Amid all the controversy over Vytorin this week, Congress's self-appointed Merck/Schering-Plough investigators upped the ante in their probe of the cholesterol drug. Reps. John Dingell and Bark Stupak, who lead the House Energy and Commerce Committee and its Subcommittee on Investigations, told Merck and Schering's CEOS that they need more--much more--info on the SEAS study and two others that documented Vytorin patients' cancers.
As you know, Vytorin got back in the news about a month ago when Schering announced preliminary results from the SEAS study, which found more cancers and deaths from cancer among the patients taking Vytorin versus those taking placebo. The company had Sir Richard Peto analyze the data, and he concluded that the apparent link between Vytorin and cancer was simply a blip, a statistical anomaly. This week, other experts said, "Not so fast." The New England Journal of Medicine said a link can't be ruled out and must be studied.

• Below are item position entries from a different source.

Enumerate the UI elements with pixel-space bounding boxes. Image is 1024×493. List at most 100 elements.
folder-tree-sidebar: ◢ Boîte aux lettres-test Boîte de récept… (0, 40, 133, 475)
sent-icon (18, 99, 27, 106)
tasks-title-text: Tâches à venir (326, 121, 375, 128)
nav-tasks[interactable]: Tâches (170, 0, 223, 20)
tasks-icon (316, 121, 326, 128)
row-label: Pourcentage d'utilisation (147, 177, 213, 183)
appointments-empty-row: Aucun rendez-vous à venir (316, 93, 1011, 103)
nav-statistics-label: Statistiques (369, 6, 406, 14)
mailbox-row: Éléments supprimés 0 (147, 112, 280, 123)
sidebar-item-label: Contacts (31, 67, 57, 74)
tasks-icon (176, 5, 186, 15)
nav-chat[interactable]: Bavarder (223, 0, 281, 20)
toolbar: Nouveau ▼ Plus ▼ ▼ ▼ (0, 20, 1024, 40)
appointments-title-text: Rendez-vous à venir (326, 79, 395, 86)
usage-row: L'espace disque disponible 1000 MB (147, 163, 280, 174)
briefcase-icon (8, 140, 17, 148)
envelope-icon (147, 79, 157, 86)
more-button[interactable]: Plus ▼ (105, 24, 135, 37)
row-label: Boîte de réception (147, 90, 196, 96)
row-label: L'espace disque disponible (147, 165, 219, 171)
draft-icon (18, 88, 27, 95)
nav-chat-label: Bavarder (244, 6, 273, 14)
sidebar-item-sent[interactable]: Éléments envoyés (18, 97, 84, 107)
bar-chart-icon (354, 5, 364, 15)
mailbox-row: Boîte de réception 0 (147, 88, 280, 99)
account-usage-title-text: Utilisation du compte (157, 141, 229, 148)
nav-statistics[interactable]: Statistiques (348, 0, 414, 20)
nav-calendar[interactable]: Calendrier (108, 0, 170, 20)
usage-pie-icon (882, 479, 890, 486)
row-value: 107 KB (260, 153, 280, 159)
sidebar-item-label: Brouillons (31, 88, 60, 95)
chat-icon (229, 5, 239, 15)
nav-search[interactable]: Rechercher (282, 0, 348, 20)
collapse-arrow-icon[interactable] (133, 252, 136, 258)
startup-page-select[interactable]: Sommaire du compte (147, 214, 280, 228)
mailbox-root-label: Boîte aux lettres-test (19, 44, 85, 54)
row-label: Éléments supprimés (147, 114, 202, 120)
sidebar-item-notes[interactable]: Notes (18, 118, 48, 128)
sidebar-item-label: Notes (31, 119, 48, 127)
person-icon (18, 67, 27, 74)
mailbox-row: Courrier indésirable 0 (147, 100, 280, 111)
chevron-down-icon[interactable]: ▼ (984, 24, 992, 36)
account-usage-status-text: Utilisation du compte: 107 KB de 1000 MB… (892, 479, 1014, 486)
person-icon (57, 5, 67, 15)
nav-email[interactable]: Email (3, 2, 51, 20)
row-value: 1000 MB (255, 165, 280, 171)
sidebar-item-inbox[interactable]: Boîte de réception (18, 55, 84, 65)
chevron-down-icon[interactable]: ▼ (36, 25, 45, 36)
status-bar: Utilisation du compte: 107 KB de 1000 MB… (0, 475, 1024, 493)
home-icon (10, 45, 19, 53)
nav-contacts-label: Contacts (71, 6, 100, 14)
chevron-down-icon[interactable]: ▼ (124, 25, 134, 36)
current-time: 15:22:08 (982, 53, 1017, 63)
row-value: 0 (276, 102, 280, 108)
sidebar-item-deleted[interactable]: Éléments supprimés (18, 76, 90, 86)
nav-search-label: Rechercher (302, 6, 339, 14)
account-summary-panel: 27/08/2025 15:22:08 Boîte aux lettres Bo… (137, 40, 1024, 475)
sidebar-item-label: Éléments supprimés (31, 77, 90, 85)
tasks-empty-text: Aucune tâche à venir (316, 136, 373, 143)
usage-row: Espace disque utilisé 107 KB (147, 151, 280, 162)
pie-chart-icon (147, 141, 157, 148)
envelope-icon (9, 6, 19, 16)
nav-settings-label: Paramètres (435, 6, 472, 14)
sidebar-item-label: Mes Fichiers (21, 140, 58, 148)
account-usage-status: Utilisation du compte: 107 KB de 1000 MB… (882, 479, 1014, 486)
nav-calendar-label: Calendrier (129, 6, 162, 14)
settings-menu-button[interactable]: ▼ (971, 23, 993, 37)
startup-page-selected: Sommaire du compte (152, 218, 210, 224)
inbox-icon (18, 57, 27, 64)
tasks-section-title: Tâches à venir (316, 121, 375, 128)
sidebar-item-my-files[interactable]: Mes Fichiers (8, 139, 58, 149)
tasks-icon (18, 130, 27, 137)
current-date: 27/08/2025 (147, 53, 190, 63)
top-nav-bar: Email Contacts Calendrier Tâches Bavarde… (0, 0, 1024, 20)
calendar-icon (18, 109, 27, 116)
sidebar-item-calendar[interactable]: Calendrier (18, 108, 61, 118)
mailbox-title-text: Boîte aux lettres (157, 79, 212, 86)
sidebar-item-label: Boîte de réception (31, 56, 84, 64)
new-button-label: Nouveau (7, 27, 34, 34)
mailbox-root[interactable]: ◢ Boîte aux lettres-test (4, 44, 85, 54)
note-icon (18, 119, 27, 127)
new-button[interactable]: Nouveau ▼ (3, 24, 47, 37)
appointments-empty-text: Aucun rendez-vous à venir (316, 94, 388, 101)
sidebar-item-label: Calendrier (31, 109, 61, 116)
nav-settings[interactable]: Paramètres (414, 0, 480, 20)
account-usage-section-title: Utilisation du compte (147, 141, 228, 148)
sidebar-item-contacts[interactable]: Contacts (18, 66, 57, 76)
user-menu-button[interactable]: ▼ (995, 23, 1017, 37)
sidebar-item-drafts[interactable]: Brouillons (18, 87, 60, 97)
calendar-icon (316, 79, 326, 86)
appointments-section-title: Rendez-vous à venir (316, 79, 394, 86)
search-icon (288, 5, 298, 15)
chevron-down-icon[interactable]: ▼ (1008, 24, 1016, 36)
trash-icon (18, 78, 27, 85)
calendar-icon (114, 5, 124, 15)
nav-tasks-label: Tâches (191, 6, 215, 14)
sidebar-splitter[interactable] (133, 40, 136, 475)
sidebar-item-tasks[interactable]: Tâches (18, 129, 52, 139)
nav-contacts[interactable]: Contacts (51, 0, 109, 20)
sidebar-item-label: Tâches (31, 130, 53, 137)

Dingell and Stupak had asked for Peto's analysis of the cancer data; what they got, they said in their letters, was a five-page document that contained little more than what Peto had announced publicly at a press conference. The lawmakers questioned whether the report had been edited and whether Peto had made any other analyses. And they suggested that the document they got wasn't as comprehensive as the data given to the FDA for analysis, even hinting that the companies might have given the agency a "secret report." The companies said there's no such thing.
Meanwhile, the New York Times joins those advocating that Vytorin be reserved as a last-resort option for patients who need help lowering cholesterol. And you can be sure that the debate over the drug's safety and efficacy will continue.